American Airlines is filing for bankruptcy protection. The airline is the last of the so-called legacy carriers, airlines that flew interstate routes before de-regulation of the industry, to reach this step. Delta, Northwest, United and US Airways all went through bankruptcy proceedings in the last 10 years.
While all airlines have faced higher fuel costs and lower demand in the last decade, the problem for legacy carriers, like American, comes down to cost control. Legacy airlines costs are much higher — as much as 50 percent higher, according to economist Severin Borenstein. He is an economist at UC Berkley who has spent years studying the airline industry.
Borenstein says a big part of the reason costs for these airlines are so high is because of labor relations. It’s not just about higher wages — it’s because of what their contracts say workers are allowed to do.
“If you look at what low cost carriers do that is different, they get much higher productivity out of their workers,” Borenstein says. “The jobs are defined more broadly. The workers tend to cover more of the work load.”
AirlineForecasts analyst Vaughn Cordle says when you adjust labor costs for productivity, American Airlines is one of the worst performers.
Low cost airlines have been part of the market for decades now. Southwest began flying in 1971, but for years the legacy carriers didn’t really see them as a threat.
Legacy airlines, like American, dominated through the 1990s largely due to effective marketing. Borenstein says programs like corporate discounts and frequent flyer programs, pioneered by former American CEO Bob Crandall, ensured customer loyalty. Also, the legacy carriers dominated the hub airports. They were able to get space in big city airports because they operated so many flights out of them.
“They could survive that for a couple of decades because they had the marketing and dominance at these hub airports to prevent low cost carriers from expanding very much, ” says Borenstein. “Part of the problem is, airlines were growing aggressively trying to grow these networks and get market share and when we get the downturns, they found themselves with way too much capacity.
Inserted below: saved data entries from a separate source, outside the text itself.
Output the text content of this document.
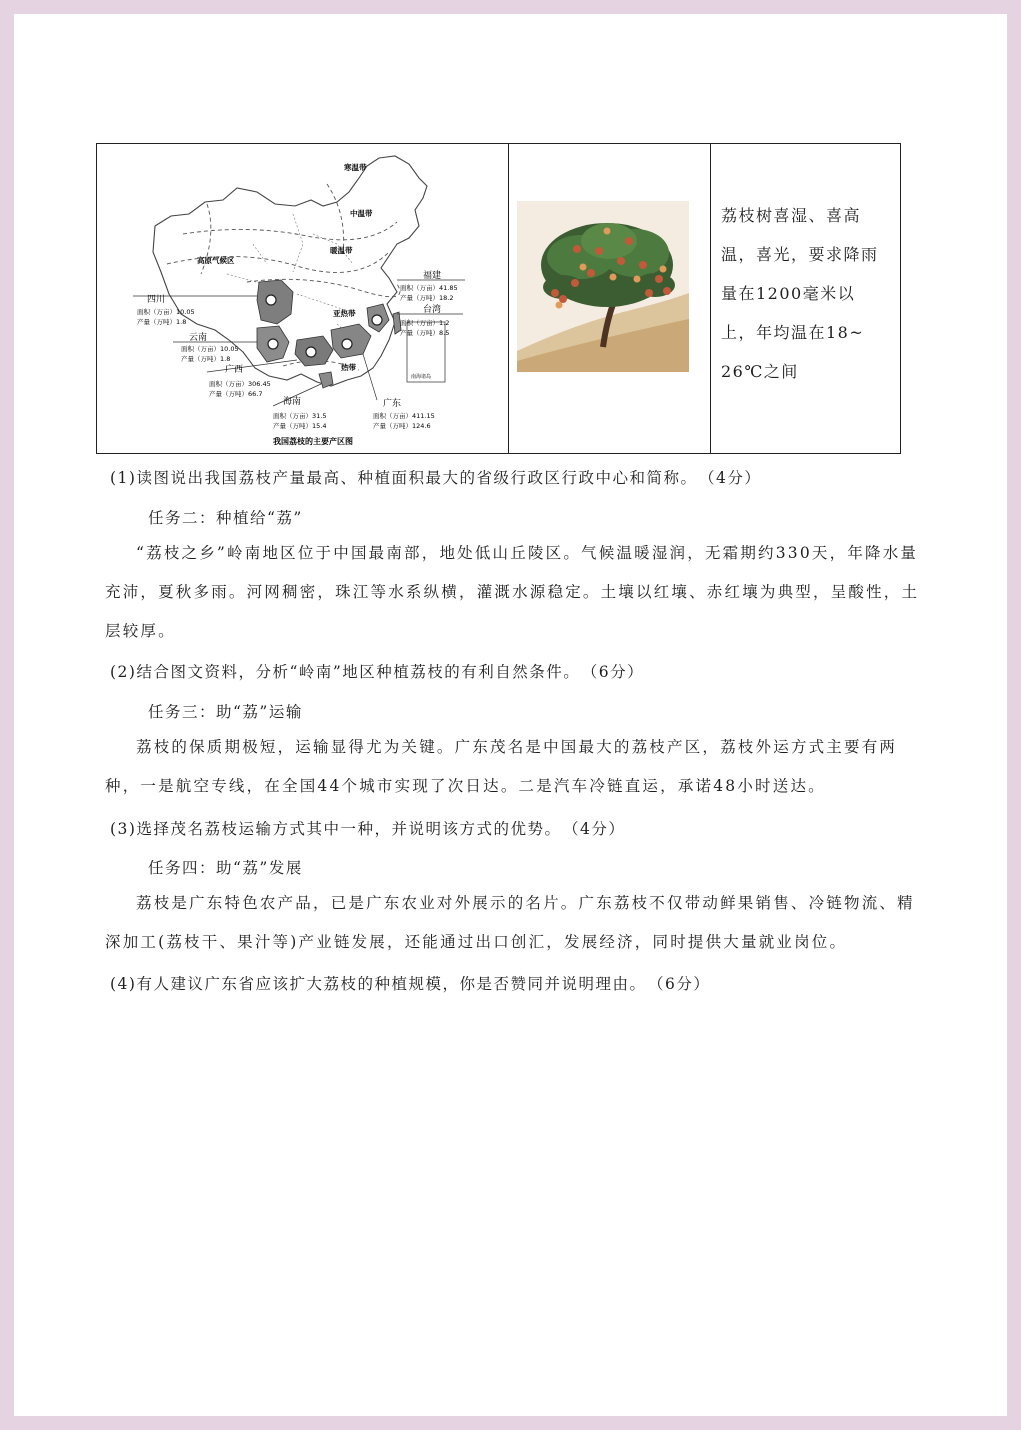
南海诸岛
寒温带
中温带
暖温带
高原气候区
亚热带
热带
四川
面积（万亩）10.05
产量（万吨）1.8
云南
面积（万亩）10.05
产量（万吨）1.8
广西
面积（万亩）306.45
产量（万吨）66.7
海南
面积（万亩）31.5
产量（万吨）15.4
福建
面积（万亩）41.85
产量（万吨）18.2
台湾
面积（万亩）1.2
产量（万吨）8.5
广东
面积（万亩）411.15
产量（万吨）124.6
我国荔枝的主要产区图

荔枝树喜湿、喜高

温，喜光，要求降雨

量在1200毫米以

上，年均温在18~

26℃之间

(1)读图说出我国荔枝产量最高、种植面积最大的省级行政区行政中心和简称。　（4分）

任务二：种植给“荔”

“荔枝之乡”岭南地区位于中国最南部，地处低山丘陵区。气候温暖湿润，无霜期约330天，年降水量充沛，夏秋多雨。河网稠密，珠江等水系纵横，灌溉水源稳定。土壤以红壤、赤红壤为典型，呈酸性，土层较厚。

(2)结合图文资料，分析“岭南”地区种植荔枝的有利自然条件。　（6分）

任务三：助“荔”运输

荔枝的保质期极短，运输显得尤为关键。广东茂名是中国最大的荔枝产区，荔枝外运方式主要有两种，一是航空专线，在全国44个城市实现了次日达。二是汽车冷链直运，承诺48小时送达。

(3)选择茂名荔枝运输方式其中一种，并说明该方式的优势。　（4分）

任务四：助“荔”发展

荔枝是广东特色农产品，已是广东农业对外展示的名片。广东荔枝不仅带动鲜果销售、冷链物流、精深加工(荔枝干、果汁等)产业链发展，还能通过出口创汇，发展经济，同时提供大量就业岗位。

(4)有人建议广东省应该扩大荔枝的种植规模，你是否赞同并说明理由。　（6分）
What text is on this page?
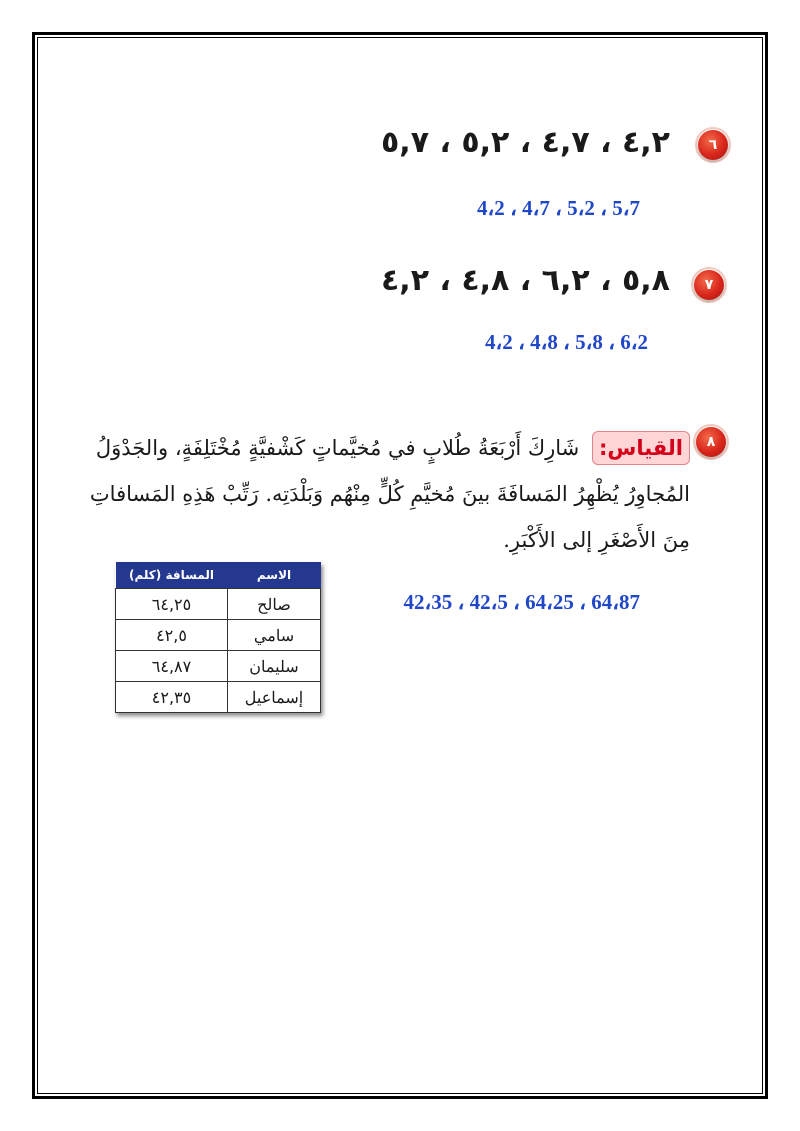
٦
٤,٢ ، ٤,٧ ، ٥,٢ ، ٥,٧
5،7 ، 5،2 ، 4،7 ، 4،2
٧
٥,٨ ، ٦,٢ ، ٤,٨ ، ٤,٢
6،2 ، 5،8 ، 4،8 ، 4،2
٨
القياس: شَارِكَ أَرْبَعَةُ طُلابٍ في مُخيَّماتٍ كَشْفيَّةٍ مُخْتَلِفَةٍ، والجَدْوَلُ المُجاوِرُ يُظْهِرُ المَسافَةَ بينَ مُخيَّمِ كُلٍّ مِنْهُم وَبَلْدَتِه. رَتِّبْ هَذِهِ المَسافاتِ مِنَ الأَصْغَرِ إلى الأَكْبَرِ.
الاسم	المسافة (كلم)
صالح	٦٤,٢٥
سامي	٤٢,٥
سليمان	٦٤,٨٧
إسماعيل	٤٢,٣٥
64،87 ، 64،25 ، 42،5 ، 42،35
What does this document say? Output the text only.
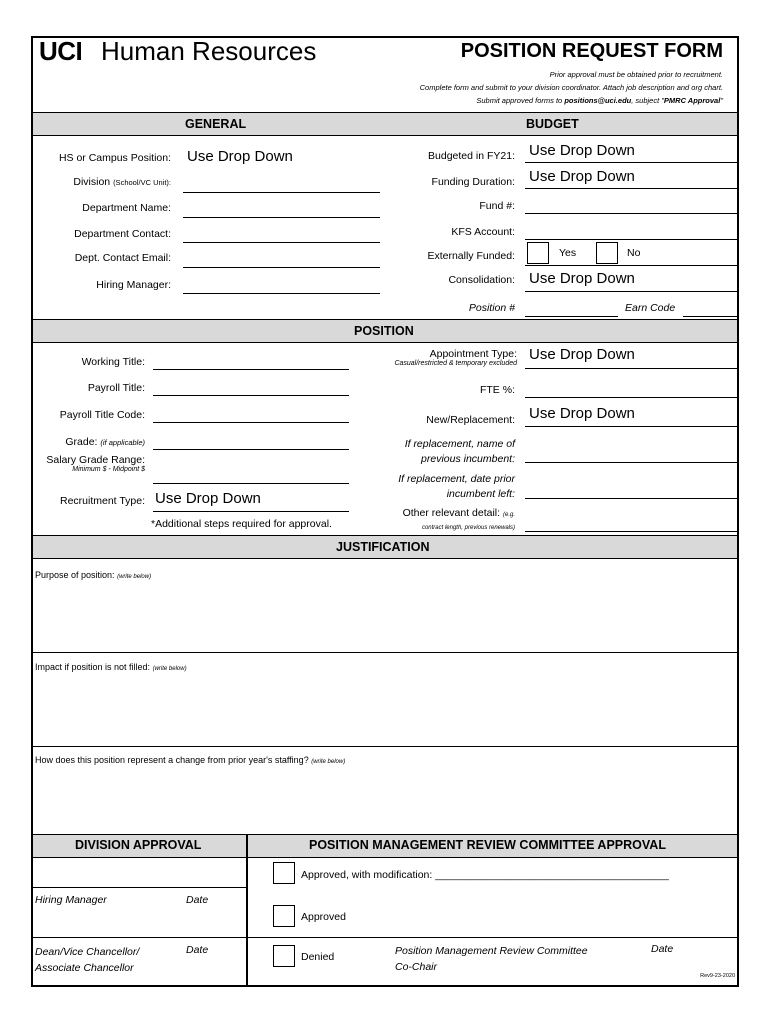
UCI Human Resources	POSITION REQUEST FORM
Prior approval must be obtained prior to recruitment.
Complete form and submit to your division coordinator. Attach job description and org chart.
Submit approved forms to positions@uci.edu, subject "PMRC Approval"
GENERAL	BUDGET
HS or Campus Position: Use Drop Down
Division (School/VC Unit):
Department Name:
Department Contact:
Dept. Contact Email:
Hiring Manager:
Budgeted in FY21: Use Drop Down
Funding Duration: Use Drop Down
Fund #:
KFS Account:
Externally Funded:	Yes	No
Consolidation: Use Drop Down
Position #	Earn Code
POSITION
Working Title:
Payroll Title:
Payroll Title Code:
Grade: (if applicable)
Salary Grade Range:
Minimum $ - Midpoint $
Recruitment Type: Use Drop Down
*Additional steps required for approval.
Appointment Type:
Casual/restricted & temporary excluded
Use Drop Down
FTE %:
New/Replacement: Use Drop Down
If replacement, name of
previous incumbent:
If replacement, date prior
incumbent left:
Other relevant detail: (e.g.
contract length, previous renewals)
JUSTIFICATION
Purpose of position: (write below)
Impact if position is not filled: (write below)
How does this position represent a change from prior year's staffing? (write below)
DIVISION APPROVAL	POSITION MANAGEMENT REVIEW COMMITTEE APPROVAL
Hiring Manager	Date
Dean/Vice Chancellor/
Associate Chancellor
Date
Approved, with modification: ________________________________________
Approved
Denied	Position Management Review Committee
Co-Chair
Date
Rev9-23-2020
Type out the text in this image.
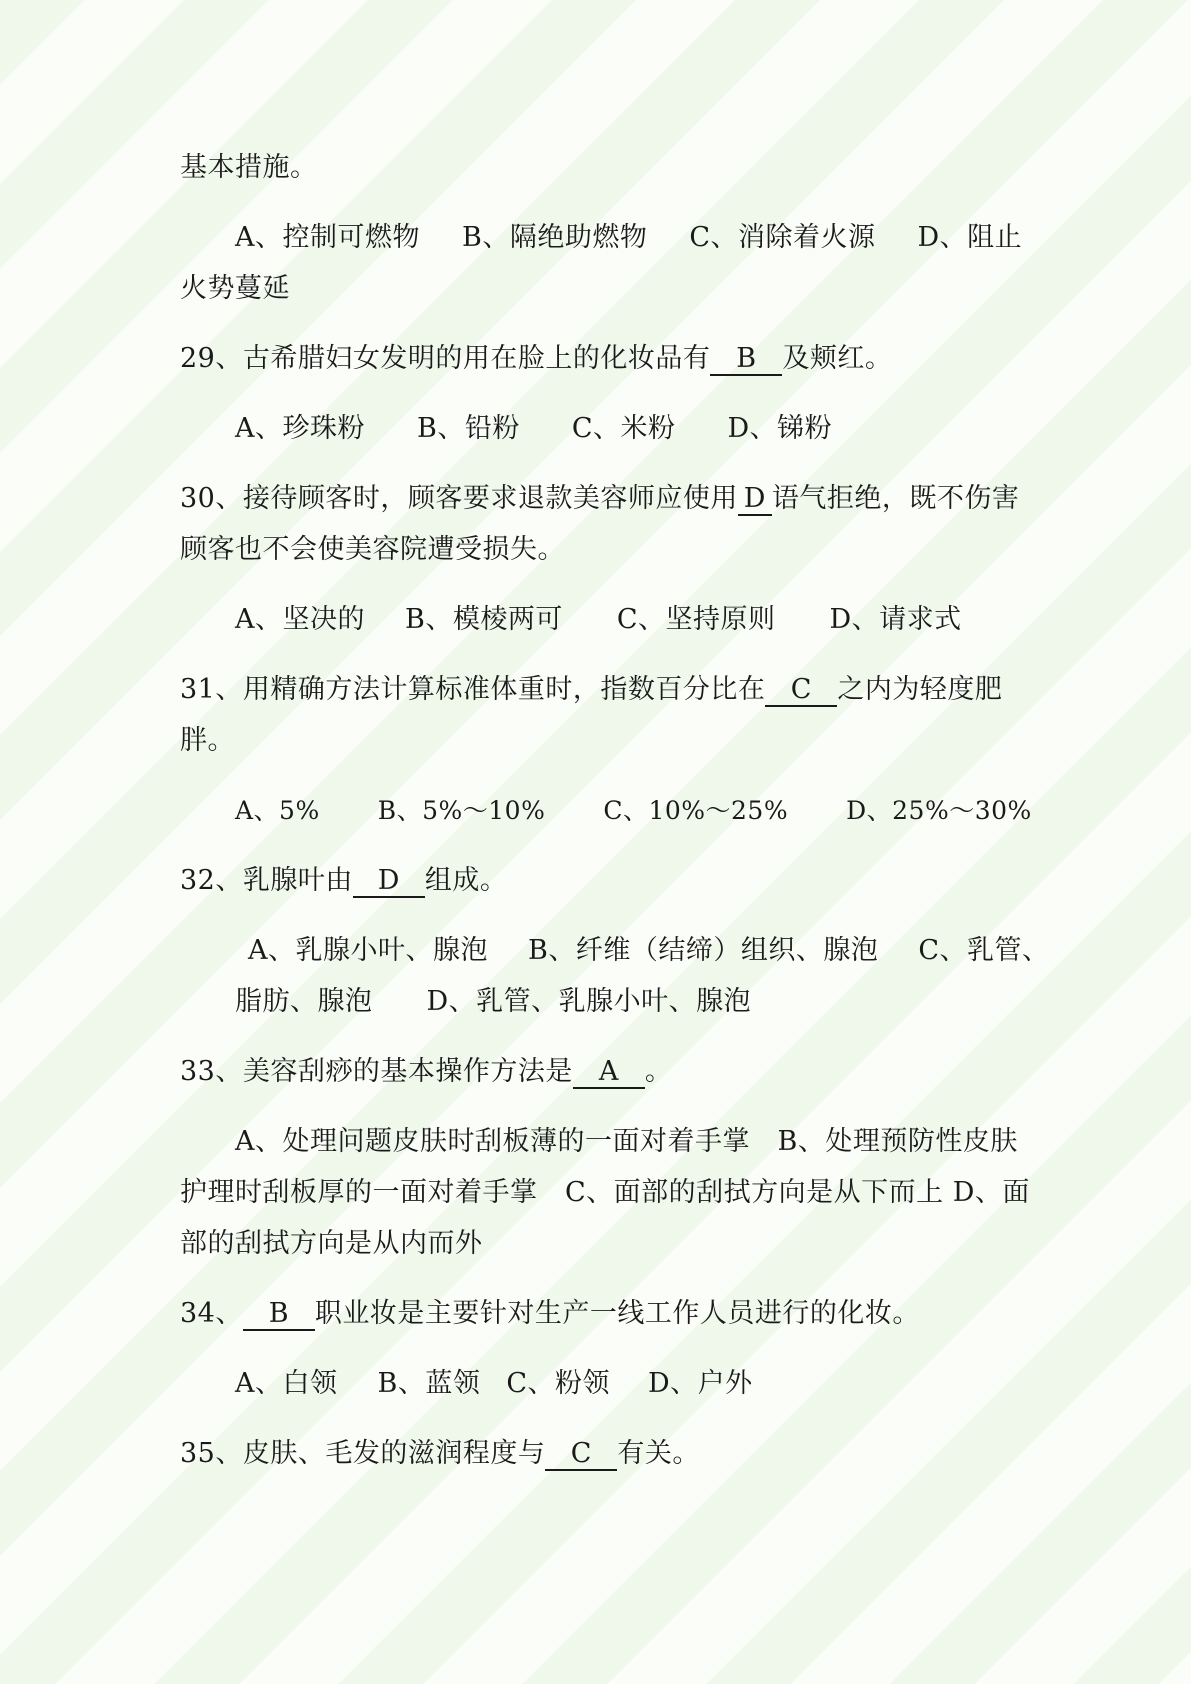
基本措施。
A、控制可燃物 B、隔绝助燃物 C、消除着火源 D、阻止
火势蔓延
29、古希腊妇女发明的用在脸上的化妆品有 B 及颊红。
A、珍珠粉 B、铅粉 C、米粉 D、锑粉
30、接待顾客时，顾客要求退款美容师应使用 D 语气拒绝，既不伤害
顾客也不会使美容院遭受损失。
A、坚决的 B、模棱两可 C、坚持原则 D、请求式
31、用精确方法计算标准体重时，指数百分比在 C 之内为轻度肥
胖。
A、5% B、5%～10% C、10%～25% D、25%～30%
32、乳腺叶由 D 组成。
A、乳腺小叶、腺泡 B、纤维（结缔）组织、腺泡 C、乳管、
脂肪、腺泡 D、乳管、乳腺小叶、腺泡
33、美容刮痧的基本操作方法是 A 。
A、处理问题皮肤时刮板薄的一面对着手掌　B、处理预防性皮肤
护理时刮板厚的一面对着手掌　C、面部的刮拭方向是从下而上 D、面
部的刮拭方向是从内而外
34、 B 职业妆是主要针对生产一线工作人员进行的化妆。
A、白领 B、蓝领 C、粉领 D、户外
35、皮肤、毛发的滋润程度与 C 有关。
So when they got into a situation in 2000 to 2001 where suddenly there was way too much capacity in the market, they found themselves with much higher cost operations than the low cost carriers.”
After the Sept. 11 attacks, there was a huge drop in demand for flights, and Borenstein says demand has stayed pretty much flat ever since. Meanwhile, low cost carriers have been expanding — cutting more and more into the legacy carriers’ customer base by offering lower and lower ticket prices. Borenstein says lower ticket prices combined with higher costs have pushed many legacy carriers into bankruptcy.
Bankruptcy is a messy and painful process, particularly for a company’s employees. But for legacy airlines like American, it might just be exactly what they need. It will allow them restructure their business and to cut costs where they need to. They’ll be able to renegotiate their debts and also rewrite employee contracts. The company has been trying to reach a new contract with its pilots since 2006.
“It does help to move the industry to a more efficent structure where consumers get good services at reasonable prices and airlines can actually make money, ” Borenstein says. “Airlines are never going to consistently make money year after year because it is an industry that is inherently volatile. But I think that as they change they will be more effectively able to overall on average make money.”